A Justiça Eleitoral da 42ª Zona Eleitoral da Comarca de Sapezal, Mato Grosso, deu andamento à Ação de Investigação Judicial Eleitoral (AIJE) que apura denúncias de abuso de poder político, econômico e uso indevido dos meios de comunicação durante as eleições municipais de 2024. A ação foi movida pelos candidatos Ronaldo de Oliveira (PODE), Davi Machado (PODE) e Rafael Evangelista (PT) contra Valcir Casagrande (União), Claudio José Scariote (Republicanos), Mauro Galvão (PP) e outros envolvidos.  

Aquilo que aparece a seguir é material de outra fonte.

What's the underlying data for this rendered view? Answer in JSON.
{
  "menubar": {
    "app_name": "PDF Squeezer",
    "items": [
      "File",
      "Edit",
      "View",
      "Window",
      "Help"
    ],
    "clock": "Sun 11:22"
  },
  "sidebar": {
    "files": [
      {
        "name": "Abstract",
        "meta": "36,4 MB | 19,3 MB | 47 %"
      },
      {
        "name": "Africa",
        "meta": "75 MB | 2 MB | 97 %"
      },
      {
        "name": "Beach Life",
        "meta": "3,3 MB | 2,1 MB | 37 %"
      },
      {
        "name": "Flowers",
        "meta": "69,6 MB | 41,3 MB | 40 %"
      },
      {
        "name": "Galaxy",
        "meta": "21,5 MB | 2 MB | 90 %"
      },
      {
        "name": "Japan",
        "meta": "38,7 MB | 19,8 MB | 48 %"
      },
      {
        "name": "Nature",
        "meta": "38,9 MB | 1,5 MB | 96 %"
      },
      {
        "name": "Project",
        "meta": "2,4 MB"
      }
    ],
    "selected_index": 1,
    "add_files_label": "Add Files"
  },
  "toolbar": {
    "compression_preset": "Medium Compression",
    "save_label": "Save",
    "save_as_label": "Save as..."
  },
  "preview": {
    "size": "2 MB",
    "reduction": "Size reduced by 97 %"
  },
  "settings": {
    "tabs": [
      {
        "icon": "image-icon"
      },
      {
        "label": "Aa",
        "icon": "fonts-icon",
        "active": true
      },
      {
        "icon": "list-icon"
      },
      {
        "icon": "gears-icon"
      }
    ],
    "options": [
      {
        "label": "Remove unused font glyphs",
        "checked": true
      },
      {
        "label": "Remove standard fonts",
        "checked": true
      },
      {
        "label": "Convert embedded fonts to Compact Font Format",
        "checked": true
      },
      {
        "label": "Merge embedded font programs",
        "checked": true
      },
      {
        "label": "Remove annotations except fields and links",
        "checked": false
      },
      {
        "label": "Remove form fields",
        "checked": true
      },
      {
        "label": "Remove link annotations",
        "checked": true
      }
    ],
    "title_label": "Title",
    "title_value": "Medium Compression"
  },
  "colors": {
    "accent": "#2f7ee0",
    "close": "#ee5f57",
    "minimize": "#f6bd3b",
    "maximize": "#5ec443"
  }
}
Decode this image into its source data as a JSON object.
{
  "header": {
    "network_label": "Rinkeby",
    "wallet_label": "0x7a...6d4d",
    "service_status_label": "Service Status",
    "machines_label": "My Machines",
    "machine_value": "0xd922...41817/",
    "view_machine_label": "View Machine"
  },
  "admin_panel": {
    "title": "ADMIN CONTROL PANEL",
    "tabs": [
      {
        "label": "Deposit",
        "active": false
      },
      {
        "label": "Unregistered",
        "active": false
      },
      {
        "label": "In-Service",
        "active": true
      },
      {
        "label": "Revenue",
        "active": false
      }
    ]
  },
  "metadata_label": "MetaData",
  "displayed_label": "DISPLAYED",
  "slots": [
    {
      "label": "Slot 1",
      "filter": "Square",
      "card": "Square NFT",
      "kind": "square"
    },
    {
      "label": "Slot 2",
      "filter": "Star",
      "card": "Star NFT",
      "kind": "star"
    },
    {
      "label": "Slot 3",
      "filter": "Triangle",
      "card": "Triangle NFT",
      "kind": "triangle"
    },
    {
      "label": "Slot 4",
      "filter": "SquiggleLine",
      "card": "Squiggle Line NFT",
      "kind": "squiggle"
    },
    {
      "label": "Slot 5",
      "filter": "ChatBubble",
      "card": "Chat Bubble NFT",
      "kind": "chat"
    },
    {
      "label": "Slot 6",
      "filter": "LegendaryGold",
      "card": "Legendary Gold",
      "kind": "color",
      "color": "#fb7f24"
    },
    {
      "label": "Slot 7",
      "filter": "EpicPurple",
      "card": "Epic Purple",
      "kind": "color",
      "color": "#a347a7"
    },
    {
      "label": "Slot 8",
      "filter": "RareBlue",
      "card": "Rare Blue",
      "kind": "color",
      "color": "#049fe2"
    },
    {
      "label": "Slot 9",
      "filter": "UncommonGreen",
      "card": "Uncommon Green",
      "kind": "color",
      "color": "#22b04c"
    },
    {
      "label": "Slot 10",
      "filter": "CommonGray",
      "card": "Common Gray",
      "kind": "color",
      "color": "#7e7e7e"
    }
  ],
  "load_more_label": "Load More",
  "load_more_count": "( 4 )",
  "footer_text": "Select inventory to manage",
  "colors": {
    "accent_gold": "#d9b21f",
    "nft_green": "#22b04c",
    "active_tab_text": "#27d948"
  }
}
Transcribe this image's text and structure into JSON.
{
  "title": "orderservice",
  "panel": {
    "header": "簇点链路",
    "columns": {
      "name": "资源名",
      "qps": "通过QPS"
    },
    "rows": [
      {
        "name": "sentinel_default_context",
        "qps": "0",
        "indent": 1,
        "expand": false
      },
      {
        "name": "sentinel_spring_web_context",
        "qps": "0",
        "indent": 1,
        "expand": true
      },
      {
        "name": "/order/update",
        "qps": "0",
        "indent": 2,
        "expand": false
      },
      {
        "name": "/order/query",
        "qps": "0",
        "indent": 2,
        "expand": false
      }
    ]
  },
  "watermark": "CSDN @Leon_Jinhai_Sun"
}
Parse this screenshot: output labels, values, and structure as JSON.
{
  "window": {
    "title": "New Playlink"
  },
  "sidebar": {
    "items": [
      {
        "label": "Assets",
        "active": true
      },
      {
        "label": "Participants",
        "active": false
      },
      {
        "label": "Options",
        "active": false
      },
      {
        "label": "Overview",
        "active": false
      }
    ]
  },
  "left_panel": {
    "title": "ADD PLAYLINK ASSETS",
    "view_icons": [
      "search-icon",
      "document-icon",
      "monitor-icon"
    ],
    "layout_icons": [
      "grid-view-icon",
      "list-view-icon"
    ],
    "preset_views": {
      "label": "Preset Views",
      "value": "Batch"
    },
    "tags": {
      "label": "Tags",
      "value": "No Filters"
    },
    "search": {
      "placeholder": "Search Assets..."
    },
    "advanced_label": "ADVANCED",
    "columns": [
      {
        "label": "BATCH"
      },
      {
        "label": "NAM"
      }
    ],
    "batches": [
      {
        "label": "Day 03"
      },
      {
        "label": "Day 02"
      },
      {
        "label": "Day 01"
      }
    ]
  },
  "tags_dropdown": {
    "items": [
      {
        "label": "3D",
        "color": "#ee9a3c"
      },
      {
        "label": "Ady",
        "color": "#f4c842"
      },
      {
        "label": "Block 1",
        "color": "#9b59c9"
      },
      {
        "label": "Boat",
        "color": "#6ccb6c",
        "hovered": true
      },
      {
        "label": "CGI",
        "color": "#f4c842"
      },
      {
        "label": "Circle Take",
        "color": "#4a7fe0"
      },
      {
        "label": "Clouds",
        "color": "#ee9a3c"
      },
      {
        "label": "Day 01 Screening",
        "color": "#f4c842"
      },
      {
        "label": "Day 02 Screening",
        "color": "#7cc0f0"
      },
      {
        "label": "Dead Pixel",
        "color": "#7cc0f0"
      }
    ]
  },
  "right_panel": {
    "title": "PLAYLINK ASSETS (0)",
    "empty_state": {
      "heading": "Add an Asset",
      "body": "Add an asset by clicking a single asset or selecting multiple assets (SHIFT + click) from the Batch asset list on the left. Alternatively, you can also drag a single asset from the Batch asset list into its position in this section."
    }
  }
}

De acordo com a denúncia, diversos fatos foram apresentados na petição inicial e complementados em uma emenda à inicial, incluindo supostas irregularidades como contratação de veículos de comunicação com recursos públicos, concessão de benefícios a servidores em período vedado, uso de estrutura pública para fins eleitorais, compra de votos e perseguição política após as eleições.  

Os investigados apresentaram defesa contestando as acusações e questionando a inclusão tardia de novos nomes no polo passivo da ação. Eles pedem a improcedência da denúncia, argumentando que não houve comprovação de dolo ou desequilíbrio no pleito eleitoral.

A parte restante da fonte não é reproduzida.